В последней редакции конституции король оставался членом нового правительства, но его полномочия заметно сокращены. Зная преданность Эркюля, король назначил его командиром королевской гвардии – полка, куда входили самые убежденные монархисты. Эркюль сомневался, что ему следует занять этот пост: он не хотел оставлять меня одну в Лувисьене, но я настояла. Благодаря охране, расставленной по всей территории имения, и собственной удачливости я чувствовала себя в безопасности.
Эркюль старался приезжать в Лувисьен при любой возможности. Во флигеле он собирал своих офицеров. Однажды я застала в доме Замо – он подслушивал, а увидев меня, убежал. Я пообещала убить его. Надо было так и сделать, но я просто рассказала об инциденте Эркюлю, Он приказал высечь Замо, а офицерам наказал не спускать с него глаз. Но это не помогло. Не найдя надлежащих доказательств против Эркюля, Замо и Грив фальсифицировали их.
В мае 1792 года на основании лжесвидетельства Замо левые радикалы, члены Ассамблеи, обвинили Эркюля в государственной измене. Известие о неминуемом аресте застало его в рабочем кабинете в Париже. Его пытались уговорить немедленно мчаться в Кале и садиться на первое же судно, идущее в Англию, но этот неисправимый идеалист заявил:
– Эркюль де Бриссак не из тех, кто убегает. Я останусь, чтобы доказать свою невиновность.
В ожидании полиции он написал мне письмо.
«За все те долгие годы, что я провел на этой земле, твоя любовь стала самым волшебным переживанием, когда-либо выпадавшим на мою долю. Я буду жить ради того дня, когда мы снова сможем быть вместе».
Когда я получила это письмо, Эркюля уже арестовали и посадили в Орлеанскую тюрьму.
Я знала, что Эркюля погубил Замо.
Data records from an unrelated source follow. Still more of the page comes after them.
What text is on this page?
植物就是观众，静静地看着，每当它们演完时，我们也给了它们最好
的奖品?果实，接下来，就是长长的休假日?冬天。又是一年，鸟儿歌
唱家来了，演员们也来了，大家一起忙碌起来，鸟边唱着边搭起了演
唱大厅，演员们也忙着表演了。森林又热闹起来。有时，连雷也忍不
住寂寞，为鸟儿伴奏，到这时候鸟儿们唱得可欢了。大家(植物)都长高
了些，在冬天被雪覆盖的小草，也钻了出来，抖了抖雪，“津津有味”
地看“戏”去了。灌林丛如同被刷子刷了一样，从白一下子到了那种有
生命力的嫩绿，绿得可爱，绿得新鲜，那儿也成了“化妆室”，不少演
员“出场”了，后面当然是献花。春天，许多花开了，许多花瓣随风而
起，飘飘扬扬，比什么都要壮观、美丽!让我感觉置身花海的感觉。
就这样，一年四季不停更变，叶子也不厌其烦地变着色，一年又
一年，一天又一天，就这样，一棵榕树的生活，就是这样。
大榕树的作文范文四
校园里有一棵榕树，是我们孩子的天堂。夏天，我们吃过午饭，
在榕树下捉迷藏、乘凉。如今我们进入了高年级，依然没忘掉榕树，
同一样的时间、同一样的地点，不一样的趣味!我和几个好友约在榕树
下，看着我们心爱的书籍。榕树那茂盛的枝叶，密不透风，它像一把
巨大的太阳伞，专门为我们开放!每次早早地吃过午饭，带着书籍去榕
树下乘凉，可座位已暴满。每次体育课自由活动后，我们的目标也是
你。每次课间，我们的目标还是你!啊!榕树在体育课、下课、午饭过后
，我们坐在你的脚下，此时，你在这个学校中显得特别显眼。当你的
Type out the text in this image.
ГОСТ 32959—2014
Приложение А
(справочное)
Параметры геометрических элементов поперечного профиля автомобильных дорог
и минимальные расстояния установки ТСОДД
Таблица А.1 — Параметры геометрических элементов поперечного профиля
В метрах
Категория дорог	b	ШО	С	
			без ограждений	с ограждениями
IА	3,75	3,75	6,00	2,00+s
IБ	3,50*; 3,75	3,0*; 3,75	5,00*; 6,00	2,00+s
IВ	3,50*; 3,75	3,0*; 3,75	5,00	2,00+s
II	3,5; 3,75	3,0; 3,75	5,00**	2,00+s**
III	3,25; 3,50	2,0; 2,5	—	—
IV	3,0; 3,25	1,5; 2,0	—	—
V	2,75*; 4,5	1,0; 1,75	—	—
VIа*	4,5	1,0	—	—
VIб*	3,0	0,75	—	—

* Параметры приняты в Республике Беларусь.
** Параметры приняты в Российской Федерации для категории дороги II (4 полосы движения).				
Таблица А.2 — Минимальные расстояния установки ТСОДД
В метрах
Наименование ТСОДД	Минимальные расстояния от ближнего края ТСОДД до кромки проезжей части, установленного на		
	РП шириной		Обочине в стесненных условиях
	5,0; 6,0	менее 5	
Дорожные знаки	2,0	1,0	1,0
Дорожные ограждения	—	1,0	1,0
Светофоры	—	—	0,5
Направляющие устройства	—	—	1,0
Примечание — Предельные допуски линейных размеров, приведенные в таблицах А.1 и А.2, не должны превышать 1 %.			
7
Жажда отмщения была у него столь сильной, что утолить ее могла только моя смерть. Мне хотелось приказать убить его, но я понимала, что сама виновата в его отношении ко мне. Я до сих пор жалела его, испытывая чувство вины за все с ним содеянное.
Я приказала приготовить лошадей и карету к поездке в Орлеан. Лето 1792 года было не лучшим временем для путешествий. По дорогам рыскали бандиты, а жители деревень, которые мне предстояло проехать, готовы были разорвать каждого, кто ехал в карете. Герои де Сада были, несомненно, более правдивым отражением духа эпохи, нежели персонажи книг Руссо. Жестокость придворных стала примером для черни. Дорвавшись до власти, простолюдины показали недюжинные способности к мотовству, пыткам и убийствам.
Когда кто-то спрашивал мое имя, я называлась баронессой вон Памклек. Так я без приключений добралась до Орлеана. Увидев Эркюля, запертого в крошечной камере, я не смогла сдержать слез. Он же был спокоен и сказал, что волноваться не стоит.
– Что говорят твои адвокаты? – спросила я.
– У меня нет адвокатов, – ответил он. – Мне нет нужды защищаться, потому что я невиновен.
– Как же ты наивен, милый! – воскликнула я.
Я привезла деньги, чтобы подкупить стражников и устроить ему побег. Но Эркюль галантно отказался, не желая упускать возможности обелить свое имя. Он заставил меня пообещать, что, если с ним что-то случится, я помогу его дочери Полин, которая жила в замке в предместье Парижа, уехать из страны.
Я провела в Орлеане несколько дней, пытаясь переубедить Эркюля, но он упрямо стоял на своем. Я пыталась поговорить с представителями власти, но те отказывались меня принять.
Расстроенная, я вернулась в Лувисьен и почти не выходила из комнаты, охваченная жутким страхом, что Эркюлю придется ответить за мои прегрешении.
В Париже было неспокойно. Бунтующая чернь бесчинствовала и мародерствовала. В августе толпа ворвалась в Тюильри, перебив дворцовую стражу. Королевской семье едва удалось спастись. Несколько дней спустя сброд вломился и в мой замок. Они перевернули все вверх дном, подозревая, что я укрываю аристократов. Морин отважно встал на мою защиту и был сильно избит. Мне очень повезло, что меня не покалечили. Я понимала, что мой Эркюль обречен.